Em Fortaleza, a atleta começou a ministrar palestras em bairros da periferia para a Rede Cuca, que oferece gratuitamente atividades esportivas e culturais aos jovens, além de cursos de formação. Também passou a ensinar crianças, de forma voluntária.
“A conversa com eles me deixou ainda mais apegada ao handebol. Me dava motivação e alegria”, conta a pivô.
Além das perdas financeiras, Elaine sentia-se frustrada e injustiçada com a suspensão. “Parecia que cometi um crime, os caras ferraram comigo e eu precisava de um julgamento que foi adiado várias vezes.”
Elaine apegou-se à família, à história de vida e superação de sua mãe, Lúcia, e conseguiu contar com uma rede de apoiadores. A começar com o auxílio da psicóloga Ísis Paixão e do coach Oliveira Neto, além de ajuda informal dos preparadores físicos Ricardo Forte, em Fortaleza, e Fausto Steinwandter, da seleção brasileira, e da fisioterapeuta Jéssica Rocha, também da seleção.
“Teve dias em que não queria conversar com ninguém, não me via mais a pessoa que sou, alegre, mas tenho uma fé em Deus. Tanto que alguns dizem que sou louca. A Ísis e o Oliveira me ajudaram muito a manter minha cabeça de atleta, mesmo sem treinar e estando na merda”, conta Elaine.
No dia 24 de março de 2020, o Comitê Olímpico Internacional (COI) anunciou o adiamento dos Jogos de Tóquio para este ano, o que fez Elaine sonhar novamente em defender o Brasil.
Dias depois, ela escreveu um email para os assessores de imprensa Lívia Mendonça e Felipe Costa Barros pedindo ajuda, e conseguiu.
“Expliquei tudo o que estava acontecendo comigo e a minha esperança de brigar por uma vaga na Olimpíada. São parcerias onde renasci, pessoas que me ajudaram a encontrar a Elaine Gomes, campeã mundial e Pan-Americana”, conta a pivô.
Em junho do ano passado, saiu a sentença, e Elaine foi condenada a 16 meses de suspensão, enquanto o médico romeno recebeu um gancho de quatro anos. A jogadora conseguiu reduzir a sua pena para nove meses e, com isso, ficou livre para voltar ao handebol a partir de agosto de 2020.

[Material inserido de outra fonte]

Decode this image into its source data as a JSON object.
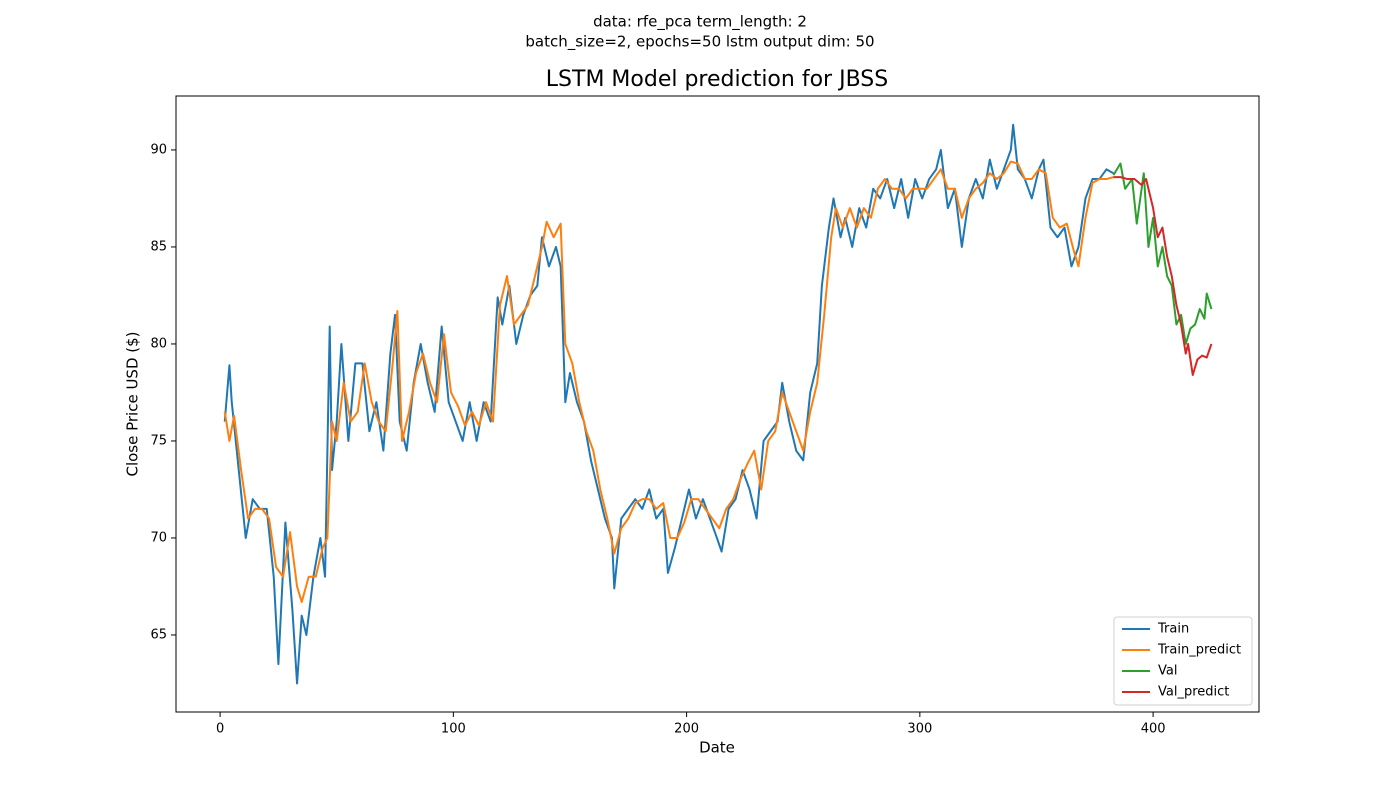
{
  "chart_data": {
    "type": "line",
    "suptitle": [
      "data: rfe_pca term_length: 2",
      "batch_size=2, epochs=50 lstm output dim: 50"
    ],
    "title": "LSTM Model prediction for JBSS",
    "xlabel": "Date",
    "ylabel": "Close Price USD ($)",
    "xlim": [
      -18.9,
      445.4
    ],
    "ylim": [
      61.03,
      92.78
    ],
    "xticks": [
      0,
      100,
      200,
      300,
      400
    ],
    "yticks": [
      65,
      70,
      75,
      80,
      85,
      90
    ],
    "grid": false,
    "legend": "lower right",
    "series": [
      {
        "name": "Train",
        "color": "#1f77b4",
        "x": [
          2,
          4,
          5,
          8,
          11,
          14,
          17,
          20,
          23,
          25,
          28,
          31,
          33,
          35,
          37,
          40,
          43,
          45,
          47,
          48,
          50,
          52,
          55,
          58,
          61,
          64,
          67,
          70,
          73,
          75,
          77,
          80,
          83,
          86,
          89,
          92,
          95,
          98,
          101,
          104,
          107,
          110,
          113,
          116,
          119,
          121,
          124,
          127,
          130,
          133,
          136,
          138,
          141,
          144,
          146,
          148,
          150,
          153,
          156,
          159,
          162,
          165,
          168,
          169,
          172,
          175,
          178,
          181,
          184,
          187,
          190,
          192,
          195,
          198,
          201,
          204,
          207,
          210,
          213,
          215,
          218,
          221,
          224,
          227,
          230,
          233,
          236,
          239,
          241,
          244,
          247,
          250,
          253,
          256,
          258,
          261,
          263,
          266,
          268,
          271,
          274,
          277,
          280,
          283,
          286,
          289,
          292,
          295,
          298,
          301,
          304,
          307,
          309,
          312,
          315,
          318,
          321,
          324,
          327,
          330,
          333,
          336,
          339,
          340,
          342,
          345,
          348,
          351,
          353,
          356,
          359,
          362,
          365,
          368,
          371,
          374,
          377,
          380,
          383
        ],
        "values": [
          76,
          78.9,
          77,
          73.5,
          70,
          72,
          71.5,
          71.5,
          68,
          63.5,
          70.8,
          66.3,
          62.5,
          66,
          65,
          68,
          70,
          68,
          80.9,
          73.5,
          76,
          80,
          75,
          79,
          79,
          75.5,
          77,
          74.5,
          79.5,
          81.5,
          76,
          74.5,
          78,
          80,
          78,
          76.5,
          80.9,
          77,
          76,
          75,
          77,
          75,
          77,
          76,
          82.4,
          81,
          83,
          80,
          81.5,
          82.5,
          83,
          85.5,
          84,
          85,
          84,
          77,
          78.5,
          77,
          76,
          74,
          72.5,
          71,
          70,
          67.4,
          71,
          71.5,
          72,
          71.5,
          72.5,
          71,
          71.5,
          68.2,
          69.5,
          71,
          72.5,
          71,
          72,
          71,
          70,
          69.3,
          71.5,
          72,
          73.5,
          72.5,
          71,
          75,
          75.5,
          76,
          78,
          76,
          74.5,
          74,
          77.5,
          79,
          83,
          86,
          87.5,
          85.5,
          86.5,
          85,
          87,
          86,
          88,
          87.5,
          88.5,
          87,
          88.5,
          86.5,
          88.5,
          87.5,
          88.5,
          89,
          90,
          87,
          88,
          85,
          87.5,
          88.5,
          87.5,
          89.5,
          88,
          89,
          90,
          91.3,
          89,
          88.5,
          87.5,
          89,
          89.5,
          86,
          85.5,
          86,
          84,
          85,
          87.5,
          88.5,
          88.5,
          89,
          88.8
        ]
      },
      {
        "name": "Train_predict",
        "color": "#ff7f0e",
        "x": [
          2,
          4,
          6,
          9,
          12,
          15,
          18,
          21,
          24,
          27,
          30,
          33,
          35,
          38,
          41,
          44,
          46,
          48,
          50,
          53,
          56,
          59,
          62,
          65,
          68,
          71,
          74,
          76,
          78,
          81,
          84,
          87,
          90,
          93,
          96,
          99,
          102,
          105,
          108,
          111,
          114,
          117,
          120,
          123,
          126,
          129,
          132,
          135,
          138,
          140,
          143,
          146,
          148,
          151,
          154,
          157,
          160,
          163,
          166,
          169,
          172,
          175,
          178,
          181,
          184,
          187,
          190,
          193,
          196,
          199,
          202,
          205,
          208,
          211,
          214,
          217,
          220,
          223,
          226,
          229,
          232,
          235,
          238,
          241,
          244,
          247,
          250,
          253,
          256,
          259,
          262,
          264,
          267,
          270,
          273,
          276,
          279,
          282,
          285,
          288,
          291,
          294,
          297,
          300,
          303,
          306,
          309,
          312,
          315,
          318,
          321,
          324,
          327,
          330,
          333,
          336,
          339,
          342,
          345,
          348,
          351,
          354,
          357,
          360,
          363,
          366,
          368,
          371,
          374,
          377,
          380,
          383
        ],
        "values": [
          76.5,
          75,
          76.3,
          73.5,
          71,
          71.5,
          71.5,
          71,
          68.5,
          68,
          70.3,
          67.5,
          66.7,
          68,
          68,
          69.5,
          70,
          76,
          75,
          78,
          76,
          76.5,
          79,
          77,
          76,
          75.5,
          79,
          81.7,
          75,
          76.5,
          78.5,
          79.5,
          78,
          77,
          80.5,
          77.5,
          76.8,
          75.8,
          76.5,
          75.8,
          77,
          76,
          82,
          83.5,
          81,
          81.5,
          82,
          83.5,
          85,
          86.3,
          85.5,
          86.2,
          80,
          79,
          77,
          75.5,
          74.5,
          72.5,
          71,
          69.2,
          70.5,
          71,
          71.8,
          72,
          72,
          71.5,
          71.8,
          70,
          70,
          70.8,
          72,
          72,
          71.5,
          71,
          70.5,
          71.5,
          72,
          73,
          73.8,
          74.5,
          72.5,
          75,
          75.5,
          77.5,
          76.5,
          75.5,
          74.5,
          76.5,
          78,
          81.5,
          85.5,
          87,
          86,
          87,
          86,
          87,
          86.5,
          88,
          88.5,
          88,
          88,
          87.5,
          88,
          88,
          88,
          88.5,
          89,
          88,
          88,
          86.5,
          87.5,
          88,
          88.3,
          88.8,
          88.5,
          88.8,
          89.4,
          89.3,
          88.5,
          88.5,
          89,
          88.8,
          86.5,
          86,
          86.2,
          84.8,
          84,
          86.5,
          88.3,
          88.5,
          88.5,
          88.6
        ]
      },
      {
        "name": "Val",
        "color": "#2ca02c",
        "x": [
          383,
          386,
          388,
          391,
          393,
          396,
          398,
          400,
          402,
          404,
          406,
          408,
          410,
          412,
          414,
          416,
          418,
          420,
          422,
          423,
          425
        ],
        "values": [
          88.7,
          89.3,
          88,
          88.5,
          86.2,
          88.8,
          85,
          86.5,
          84,
          85,
          83.5,
          83,
          81,
          81.5,
          80,
          80.8,
          81,
          81.8,
          81.3,
          82.6,
          81.8
        ]
      },
      {
        "name": "Val_predict",
        "color": "#d62728",
        "x": [
          383,
          386,
          389,
          392,
          395,
          397,
          400,
          402,
          404,
          406,
          408,
          410,
          412,
          414,
          415,
          417,
          419,
          421,
          423,
          425
        ],
        "values": [
          88.6,
          88.6,
          88.5,
          88.5,
          88.2,
          88.5,
          87,
          85.5,
          86,
          84.5,
          83.5,
          82,
          81,
          79.5,
          80,
          78.4,
          79.2,
          79.4,
          79.3,
          80
        ]
      }
    ]
  }
}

Sob desconfiança, a campeã mundial assinou contrato com o modesto Granollers, da liga espanhola, e estreou em janeiro deste ano. “Foi um recomeço bem difícil e sem ritmo, mas muito importante. Perdi peso, baixei o meu percentual de gordura [de 22%] para 13% e voltei a sonhar com Tóquio novamente.”

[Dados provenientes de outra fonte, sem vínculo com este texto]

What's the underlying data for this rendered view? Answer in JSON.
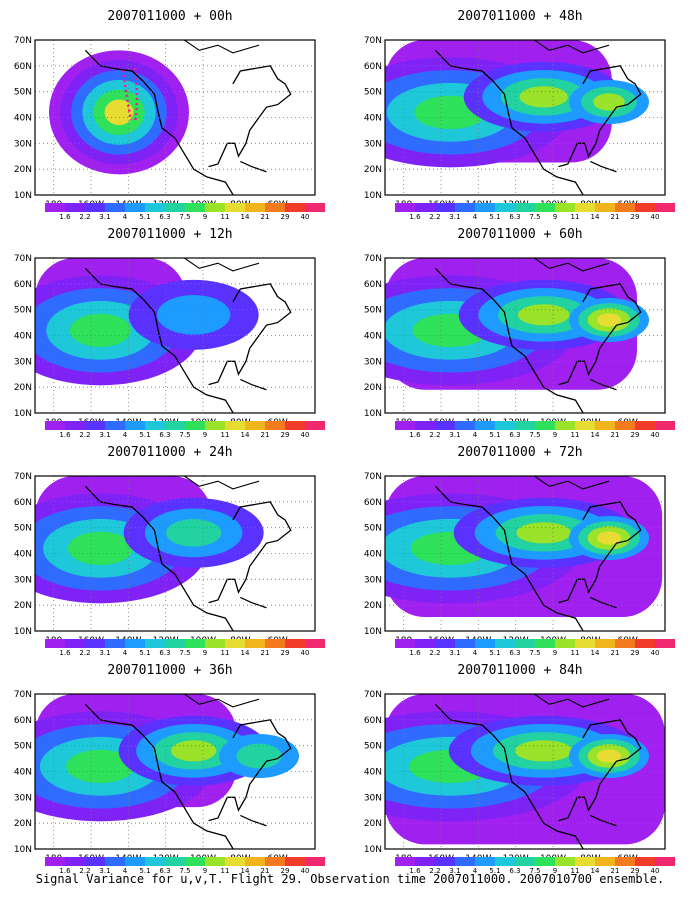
{
  "panels": [
    {
      "title": "2007011000 + 00h",
      "stage": 0
    },
    {
      "title": "2007011000 + 48h",
      "stage": 4
    },
    {
      "title": "2007011000 + 12h",
      "stage": 1
    },
    {
      "title": "2007011000 + 60h",
      "stage": 5
    },
    {
      "title": "2007011000 + 24h",
      "stage": 2
    },
    {
      "title": "2007011000 + 72h",
      "stage": 6
    },
    {
      "title": "2007011000 + 36h",
      "stage": 3
    },
    {
      "title": "2007011000 + 84h",
      "stage": 7
    }
  ],
  "axes": {
    "lat_labels": [
      "70N",
      "60N",
      "50N",
      "40N",
      "30N",
      "20N",
      "10N"
    ],
    "lon_labels": [
      "180",
      "160W",
      "140W",
      "120W",
      "100W",
      "80W",
      "60W"
    ]
  },
  "colorbar": {
    "labels": [
      "1.6",
      "2.2",
      "3.1",
      "4",
      "5.1",
      "6.3",
      "7.5",
      "9",
      "11",
      "14",
      "21",
      "29",
      "40"
    ],
    "colors": [
      "#a020f0",
      "#7f22f5",
      "#5a32ff",
      "#2f6bff",
      "#1e9bff",
      "#1fc8d8",
      "#22d2a0",
      "#2ee05a",
      "#9be22a",
      "#e6dc32",
      "#f0b41e",
      "#f47a1e",
      "#f03c28",
      "#f0286e"
    ]
  },
  "caption": "Signal Variance for u,v,T. Flight 29. Observation time 2007011000. 2007010700 ensemble."
}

As atuações pelo time espanhol lhe renderam convites de outros clubes europeus. A brasileira assinou contrato por três temporadas com o CS Minaur Baia Mare e voltará a jogar na Romênia.

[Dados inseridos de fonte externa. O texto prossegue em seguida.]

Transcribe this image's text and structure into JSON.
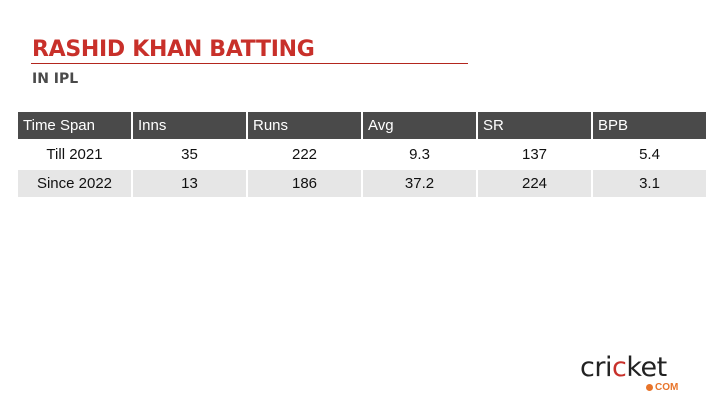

Antes de vestir a camisa da nova equipe, a pivô almeja confirmar sua vaga na equipe brasileira em Tóquio. “Quando achava que estava acabada, alguém me trazia uma palavra positiva, um anjo sussurrava em meu ouvido de que a quadra era o meu lugar. Sempre tive uma esperança muito grande de voltar ao Japão.”
Elaine está entre as 21 atletas pré-convocadas para a Olimpíada. A equipe treina neste mês em Portugal e, em julho, fará três amistosos na Hungria (um teste no dia 7, contra Montenegro, e dois diante da equipe húngara, que devem ser realizados entre 9 e 12 de julho).
O técnico do Brasil, o espanhol Jorge Dueñas, tem até o dia 13 para anunciar os nomes das 14 atletas que vão ao Japão. “Esta Olimpíada, para mim, é um propósito”, completa a cearense.